面白いですね。飽和脂肪酸の増加はLp(a)の減少と関連しています。飽和脂肪酸は有害であるので、摂取量を減らすという現在の推奨が、逆に有害なLp(a)を増加させてしまっていたのですから。

運動はどうでしょうか?

活動性の低い20人、ボディビルダー20人、長距離走、持久走のアスリート20人を対象とした研究(ここ参照)では、Lp(a)はそれぞれ、活動性の低い人で24mg/dL、ボディビルダーで40mg/dL、ランナーで52mg/dLでした。活動性の低い人の方がLp(a)が低いなんて…

もう一つ(ここ参照)見てみましょう。運動不足の男性21人と女性15人が、9か月間、週3~4回のトレーニングを徐々に強度を上げて行いました。24週間後、全員が15kmのレースを走り、36週間後にはハーフマラソン(21km)を走りました。トレーニングプログラム前、両レースの5日前、ハーフマラソン走行の5日後にLp(a)を測定しました。

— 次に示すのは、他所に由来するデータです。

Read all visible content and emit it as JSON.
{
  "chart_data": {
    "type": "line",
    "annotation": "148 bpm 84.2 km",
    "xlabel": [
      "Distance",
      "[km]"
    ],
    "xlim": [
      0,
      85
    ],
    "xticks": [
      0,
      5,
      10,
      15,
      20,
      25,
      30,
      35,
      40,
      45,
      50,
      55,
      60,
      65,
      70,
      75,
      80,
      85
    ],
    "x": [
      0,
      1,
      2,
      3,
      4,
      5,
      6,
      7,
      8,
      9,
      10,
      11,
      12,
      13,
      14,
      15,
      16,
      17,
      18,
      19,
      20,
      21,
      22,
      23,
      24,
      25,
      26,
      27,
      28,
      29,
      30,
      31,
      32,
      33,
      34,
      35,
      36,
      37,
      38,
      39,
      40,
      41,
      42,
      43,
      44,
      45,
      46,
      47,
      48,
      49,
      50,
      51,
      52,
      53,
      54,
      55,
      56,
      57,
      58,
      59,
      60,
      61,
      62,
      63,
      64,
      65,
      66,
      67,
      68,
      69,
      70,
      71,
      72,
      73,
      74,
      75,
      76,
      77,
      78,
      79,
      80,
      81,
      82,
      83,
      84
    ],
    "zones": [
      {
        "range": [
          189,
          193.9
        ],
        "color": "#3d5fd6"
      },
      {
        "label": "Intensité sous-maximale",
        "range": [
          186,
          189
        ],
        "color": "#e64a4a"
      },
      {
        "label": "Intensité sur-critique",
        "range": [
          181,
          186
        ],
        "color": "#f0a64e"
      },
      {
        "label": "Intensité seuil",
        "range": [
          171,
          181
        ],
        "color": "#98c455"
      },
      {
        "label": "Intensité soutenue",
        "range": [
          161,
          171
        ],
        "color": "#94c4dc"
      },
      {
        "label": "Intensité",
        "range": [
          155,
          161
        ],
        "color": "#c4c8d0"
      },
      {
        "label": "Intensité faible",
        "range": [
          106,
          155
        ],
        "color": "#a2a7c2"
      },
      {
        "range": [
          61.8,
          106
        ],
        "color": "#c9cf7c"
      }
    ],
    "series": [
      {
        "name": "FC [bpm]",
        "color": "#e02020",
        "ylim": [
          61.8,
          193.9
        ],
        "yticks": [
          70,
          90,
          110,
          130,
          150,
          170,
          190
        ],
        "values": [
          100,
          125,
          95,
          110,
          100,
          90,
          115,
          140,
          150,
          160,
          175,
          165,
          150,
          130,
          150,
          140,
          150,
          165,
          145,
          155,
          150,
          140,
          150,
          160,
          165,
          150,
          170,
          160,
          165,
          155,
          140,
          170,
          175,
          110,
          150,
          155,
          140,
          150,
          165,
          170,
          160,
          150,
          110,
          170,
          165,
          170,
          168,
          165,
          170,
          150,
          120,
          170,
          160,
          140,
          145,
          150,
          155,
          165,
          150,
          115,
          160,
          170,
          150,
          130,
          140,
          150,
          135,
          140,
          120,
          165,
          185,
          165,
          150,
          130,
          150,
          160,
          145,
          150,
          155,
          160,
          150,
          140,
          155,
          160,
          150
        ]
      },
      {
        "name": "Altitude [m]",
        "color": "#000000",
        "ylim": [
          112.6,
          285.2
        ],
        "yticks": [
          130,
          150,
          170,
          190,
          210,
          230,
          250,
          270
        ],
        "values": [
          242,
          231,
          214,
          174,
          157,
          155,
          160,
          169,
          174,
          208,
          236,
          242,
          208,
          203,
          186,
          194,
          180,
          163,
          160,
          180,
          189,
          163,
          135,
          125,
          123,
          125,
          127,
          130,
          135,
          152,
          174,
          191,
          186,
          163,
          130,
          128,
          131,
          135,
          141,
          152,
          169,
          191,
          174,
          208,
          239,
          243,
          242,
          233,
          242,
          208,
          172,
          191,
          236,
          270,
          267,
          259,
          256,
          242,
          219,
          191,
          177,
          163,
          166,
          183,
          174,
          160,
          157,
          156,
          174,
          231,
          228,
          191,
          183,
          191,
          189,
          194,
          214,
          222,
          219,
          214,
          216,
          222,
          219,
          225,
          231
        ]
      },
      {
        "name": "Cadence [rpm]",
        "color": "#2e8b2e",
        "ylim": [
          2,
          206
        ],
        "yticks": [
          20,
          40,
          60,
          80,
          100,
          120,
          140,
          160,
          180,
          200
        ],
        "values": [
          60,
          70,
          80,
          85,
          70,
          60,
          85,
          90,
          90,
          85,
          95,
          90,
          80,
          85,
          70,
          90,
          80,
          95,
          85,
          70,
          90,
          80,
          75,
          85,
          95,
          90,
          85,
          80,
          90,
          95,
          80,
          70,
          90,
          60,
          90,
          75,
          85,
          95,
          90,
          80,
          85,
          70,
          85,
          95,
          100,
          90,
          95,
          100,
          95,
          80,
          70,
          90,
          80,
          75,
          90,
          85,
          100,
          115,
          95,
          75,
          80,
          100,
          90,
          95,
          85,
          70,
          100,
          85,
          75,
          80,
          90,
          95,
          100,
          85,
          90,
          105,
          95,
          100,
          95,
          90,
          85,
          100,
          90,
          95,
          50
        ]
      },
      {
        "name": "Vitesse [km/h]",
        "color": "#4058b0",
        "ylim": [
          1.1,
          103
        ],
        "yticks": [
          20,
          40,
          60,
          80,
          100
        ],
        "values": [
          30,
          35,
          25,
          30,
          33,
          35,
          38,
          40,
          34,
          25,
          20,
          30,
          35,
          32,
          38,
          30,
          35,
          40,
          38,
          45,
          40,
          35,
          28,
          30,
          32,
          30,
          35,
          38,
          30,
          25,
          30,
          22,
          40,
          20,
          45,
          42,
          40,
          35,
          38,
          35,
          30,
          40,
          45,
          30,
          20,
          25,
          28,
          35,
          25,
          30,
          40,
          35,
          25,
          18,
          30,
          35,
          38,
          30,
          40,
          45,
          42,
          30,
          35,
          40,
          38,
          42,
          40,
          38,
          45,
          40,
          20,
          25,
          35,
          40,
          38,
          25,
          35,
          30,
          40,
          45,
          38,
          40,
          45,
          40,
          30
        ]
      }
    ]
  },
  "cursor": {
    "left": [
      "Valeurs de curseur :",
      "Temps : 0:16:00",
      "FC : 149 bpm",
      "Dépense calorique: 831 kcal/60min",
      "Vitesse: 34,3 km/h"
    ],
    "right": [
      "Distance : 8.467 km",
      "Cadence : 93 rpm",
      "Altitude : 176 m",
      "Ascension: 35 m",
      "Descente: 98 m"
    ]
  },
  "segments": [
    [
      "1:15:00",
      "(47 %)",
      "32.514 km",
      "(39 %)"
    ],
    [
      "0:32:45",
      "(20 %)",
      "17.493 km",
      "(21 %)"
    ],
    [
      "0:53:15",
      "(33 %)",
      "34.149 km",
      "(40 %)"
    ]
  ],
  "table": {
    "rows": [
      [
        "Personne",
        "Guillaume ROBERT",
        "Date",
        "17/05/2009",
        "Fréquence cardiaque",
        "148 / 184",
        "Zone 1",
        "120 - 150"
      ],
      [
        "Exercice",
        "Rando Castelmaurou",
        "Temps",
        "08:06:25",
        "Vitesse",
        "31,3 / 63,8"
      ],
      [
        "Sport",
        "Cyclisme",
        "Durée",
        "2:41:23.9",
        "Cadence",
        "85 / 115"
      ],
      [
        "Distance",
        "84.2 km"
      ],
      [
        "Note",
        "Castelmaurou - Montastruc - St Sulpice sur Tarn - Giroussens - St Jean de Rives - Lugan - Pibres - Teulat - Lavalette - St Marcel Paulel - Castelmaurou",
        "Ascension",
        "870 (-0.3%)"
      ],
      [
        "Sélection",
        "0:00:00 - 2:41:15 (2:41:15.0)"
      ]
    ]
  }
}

男性グループのトレーニング前の値の中央値は3.2mg/dL、女性グループでは6.5mg/dLでした。24週間のトレーニング後、

トレーニング24週間後、Lp(a)濃度は上昇し、男性群の中央値は3.7mg/dL、女性群は6.7mg/dLでした。トレーニング36週間後、ハーフマラソン競技5日前のLp(a)の中央値は、男性群が6.0mg/dL、女性群が10.8mg/dLでした。さらに、ハーフマラソン大会5日後もまだ高値でした。

トレーニング36週間後では、21.5→59.9mg/dL、19.3→45.0mg/dL、10.4→27.0mg/dL、10.2→24.9mg/dL、13.0→51.9mg/dLなど大きな増加を示す人もいました。

ハーフマラソン程度の持久走は非常に健康的だと思いますが、Lp(a)が大きく増加してしまうこともあります。本当にLp(a)は超悪玉なんでしょうか?そもそもLp(a)測定に意味があるのでしょうか?

食事や運動以外でも、ホルモンや疾患の影響を受けるようです。そうであるならば、本当にLp(a)値は90%が遺伝的に決まっているのでしょうか?

本当にLp(a)が低い方が良いのであれば、ケトン食や飽和脂肪酸をたっぷり食べるように推奨すべきです。そうすると、LDLコレステロール値の推奨と両立ができなくなるジレンマがあるのでしょう。そして、LDLコレステロールもLp(a)も薬で下げましょう、となってしまうのです。

医療の推奨は、医療側にとって都合の良いようにできています。